Virtue Pick I: Assertiveness ~ Speaking My Truth

ASSERTIVENESS~
Assertiveness is speaking one's truth with peaceful confidence. It is discerning the song we were given to sing and using our talents as gifts to the world. WE have the courage to speak for what we believe is right. We tell the truth about what is just. Assertiveness comes from knowing our own worth, and honoring the dignity of who we are.We stand on our own holy ground, and set boundaries without guilt. We never beg or make demands. We ask for what we need by making simple, positive requests. We treat ourselves with respect and expect respect at all times.

In practice I will speak my truth with confidence. I will value the gifts I have to give. I will stand up for what I think is right. I will honor my own worth. I will set clear boundaries. I will know I am worthy of respect.

My aim is to focus on at least one of these practices everyday. I have come to finally realize the only way to 
weed out some of these negative habits, thoughts and behaviors is to focus on virtues and being of service.


Today I will focus on speaking my truth with peaceful confidence.
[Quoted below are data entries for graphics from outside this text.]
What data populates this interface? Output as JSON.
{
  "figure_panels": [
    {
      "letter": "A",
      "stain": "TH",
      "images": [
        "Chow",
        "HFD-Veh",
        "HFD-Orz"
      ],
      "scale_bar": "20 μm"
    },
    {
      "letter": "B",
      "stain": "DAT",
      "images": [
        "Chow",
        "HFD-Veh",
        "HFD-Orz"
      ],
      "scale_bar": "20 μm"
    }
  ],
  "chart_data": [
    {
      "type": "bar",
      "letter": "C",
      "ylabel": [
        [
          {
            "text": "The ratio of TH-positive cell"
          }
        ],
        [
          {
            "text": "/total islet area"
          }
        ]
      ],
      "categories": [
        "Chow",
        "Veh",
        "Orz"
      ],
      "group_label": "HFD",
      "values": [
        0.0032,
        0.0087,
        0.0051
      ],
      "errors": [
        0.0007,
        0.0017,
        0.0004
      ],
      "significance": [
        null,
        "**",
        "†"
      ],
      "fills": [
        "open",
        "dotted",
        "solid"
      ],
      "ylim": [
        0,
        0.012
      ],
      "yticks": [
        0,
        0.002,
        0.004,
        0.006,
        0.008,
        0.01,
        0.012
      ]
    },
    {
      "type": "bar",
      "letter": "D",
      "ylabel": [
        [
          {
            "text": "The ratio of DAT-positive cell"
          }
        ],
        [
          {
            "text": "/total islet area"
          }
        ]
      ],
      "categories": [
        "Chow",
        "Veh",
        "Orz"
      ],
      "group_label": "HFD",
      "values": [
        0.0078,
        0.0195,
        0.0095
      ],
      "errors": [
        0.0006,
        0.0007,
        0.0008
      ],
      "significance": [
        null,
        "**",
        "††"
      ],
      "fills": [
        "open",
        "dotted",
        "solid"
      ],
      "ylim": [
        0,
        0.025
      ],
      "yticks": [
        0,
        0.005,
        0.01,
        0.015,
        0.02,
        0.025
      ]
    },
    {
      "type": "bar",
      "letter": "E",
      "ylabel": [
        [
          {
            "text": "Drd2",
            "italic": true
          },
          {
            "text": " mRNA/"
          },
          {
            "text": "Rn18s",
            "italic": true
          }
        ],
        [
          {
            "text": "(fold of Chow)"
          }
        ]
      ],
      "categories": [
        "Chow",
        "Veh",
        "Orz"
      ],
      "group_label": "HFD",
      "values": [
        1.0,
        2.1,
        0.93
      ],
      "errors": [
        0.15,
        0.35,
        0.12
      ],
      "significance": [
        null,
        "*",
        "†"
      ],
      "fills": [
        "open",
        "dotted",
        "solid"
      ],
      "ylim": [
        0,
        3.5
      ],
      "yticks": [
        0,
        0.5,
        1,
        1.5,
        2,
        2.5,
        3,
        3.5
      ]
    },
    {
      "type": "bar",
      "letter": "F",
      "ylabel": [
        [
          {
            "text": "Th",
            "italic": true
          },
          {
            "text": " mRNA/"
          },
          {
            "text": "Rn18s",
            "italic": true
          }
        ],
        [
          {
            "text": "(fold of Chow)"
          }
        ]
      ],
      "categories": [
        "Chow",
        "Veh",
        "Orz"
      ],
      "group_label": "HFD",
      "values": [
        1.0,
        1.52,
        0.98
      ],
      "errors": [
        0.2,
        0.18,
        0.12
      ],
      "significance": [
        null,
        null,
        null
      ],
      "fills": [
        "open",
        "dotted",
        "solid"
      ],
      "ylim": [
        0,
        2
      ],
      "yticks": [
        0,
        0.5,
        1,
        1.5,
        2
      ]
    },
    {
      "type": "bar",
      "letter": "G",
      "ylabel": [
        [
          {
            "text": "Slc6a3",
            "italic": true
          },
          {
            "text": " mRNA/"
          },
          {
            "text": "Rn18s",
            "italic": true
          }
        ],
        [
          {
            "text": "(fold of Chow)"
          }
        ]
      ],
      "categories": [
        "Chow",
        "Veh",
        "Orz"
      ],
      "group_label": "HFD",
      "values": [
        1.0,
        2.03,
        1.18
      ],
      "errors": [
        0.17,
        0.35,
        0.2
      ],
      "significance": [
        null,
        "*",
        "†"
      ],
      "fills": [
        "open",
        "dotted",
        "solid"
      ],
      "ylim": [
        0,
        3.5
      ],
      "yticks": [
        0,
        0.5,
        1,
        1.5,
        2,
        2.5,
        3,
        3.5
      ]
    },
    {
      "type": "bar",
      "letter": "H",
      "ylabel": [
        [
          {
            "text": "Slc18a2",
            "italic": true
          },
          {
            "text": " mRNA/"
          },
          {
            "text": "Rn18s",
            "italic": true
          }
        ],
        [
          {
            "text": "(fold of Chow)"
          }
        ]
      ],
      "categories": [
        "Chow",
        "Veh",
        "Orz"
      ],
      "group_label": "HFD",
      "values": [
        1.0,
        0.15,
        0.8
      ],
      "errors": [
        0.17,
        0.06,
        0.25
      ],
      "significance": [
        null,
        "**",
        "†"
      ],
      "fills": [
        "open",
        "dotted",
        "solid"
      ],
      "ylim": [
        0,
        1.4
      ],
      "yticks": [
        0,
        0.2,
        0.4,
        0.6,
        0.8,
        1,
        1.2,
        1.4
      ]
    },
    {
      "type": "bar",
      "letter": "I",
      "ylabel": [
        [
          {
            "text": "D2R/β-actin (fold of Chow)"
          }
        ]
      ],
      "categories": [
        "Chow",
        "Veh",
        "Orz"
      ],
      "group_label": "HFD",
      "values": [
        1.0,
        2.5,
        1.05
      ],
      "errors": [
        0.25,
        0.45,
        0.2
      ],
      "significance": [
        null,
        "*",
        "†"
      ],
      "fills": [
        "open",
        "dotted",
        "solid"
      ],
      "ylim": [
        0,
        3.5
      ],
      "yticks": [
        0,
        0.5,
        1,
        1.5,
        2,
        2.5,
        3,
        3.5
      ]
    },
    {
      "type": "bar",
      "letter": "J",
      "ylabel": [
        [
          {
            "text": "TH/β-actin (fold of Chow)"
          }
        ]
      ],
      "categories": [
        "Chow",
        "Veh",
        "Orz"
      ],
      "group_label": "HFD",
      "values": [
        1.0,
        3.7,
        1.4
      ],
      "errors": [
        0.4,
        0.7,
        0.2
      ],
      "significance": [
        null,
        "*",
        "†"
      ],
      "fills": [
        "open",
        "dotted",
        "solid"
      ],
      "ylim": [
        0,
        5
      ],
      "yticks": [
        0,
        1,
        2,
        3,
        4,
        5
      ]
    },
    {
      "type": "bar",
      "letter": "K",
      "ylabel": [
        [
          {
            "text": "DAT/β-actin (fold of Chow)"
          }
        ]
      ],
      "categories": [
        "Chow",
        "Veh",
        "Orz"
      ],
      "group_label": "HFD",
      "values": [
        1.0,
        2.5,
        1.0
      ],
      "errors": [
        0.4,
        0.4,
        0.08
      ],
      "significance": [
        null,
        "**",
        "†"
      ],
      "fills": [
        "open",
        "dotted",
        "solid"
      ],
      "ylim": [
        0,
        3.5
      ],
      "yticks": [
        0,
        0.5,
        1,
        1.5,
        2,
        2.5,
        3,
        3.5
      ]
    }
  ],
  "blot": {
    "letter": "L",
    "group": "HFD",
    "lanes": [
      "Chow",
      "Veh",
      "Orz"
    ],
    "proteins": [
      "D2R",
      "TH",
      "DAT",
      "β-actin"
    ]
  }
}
I will look for opportunities to put this practice in action.

Tuesday, August 02, 2011

The Inner Battle

I have come to realize that being brave includes travelling a different path and risking "falling behind" others. I own nothing of consequence only my choices, my adventures, my hopes, my desires, my projects that have yet to find full expression, and insecurities that impede the realization of my potential.

I have to make a concerted effort these days not to look at the lives of others and feel a sense of "less-thanness". I see people with successful businesses, professor-ing at universities with phds, raising children, owning homes, directors of dance companies, choreographing dance combinations that I could not imagine in my wildest dreams and my life seems so small and inconsequential.

Making an effort to prayerfully and with submission to God's Will, focus on myself and the work that needs to be done by me is my only safeguard against the jealousy born of ego. I have held myself back from doing many things because of my fear of ego but I have only fed the beast. By not following my intuitive voice I leave myself feeling unfulfilled and open myself to comparison to others and envy. When a person is not focused on their particular work they are looking at others do there's. I certainly do have my own visions to fulfill and at no time can I loose this vision as it means losing myself in many ways. I pray God that I have the openness of heart and mind to perceive His will as I move forward.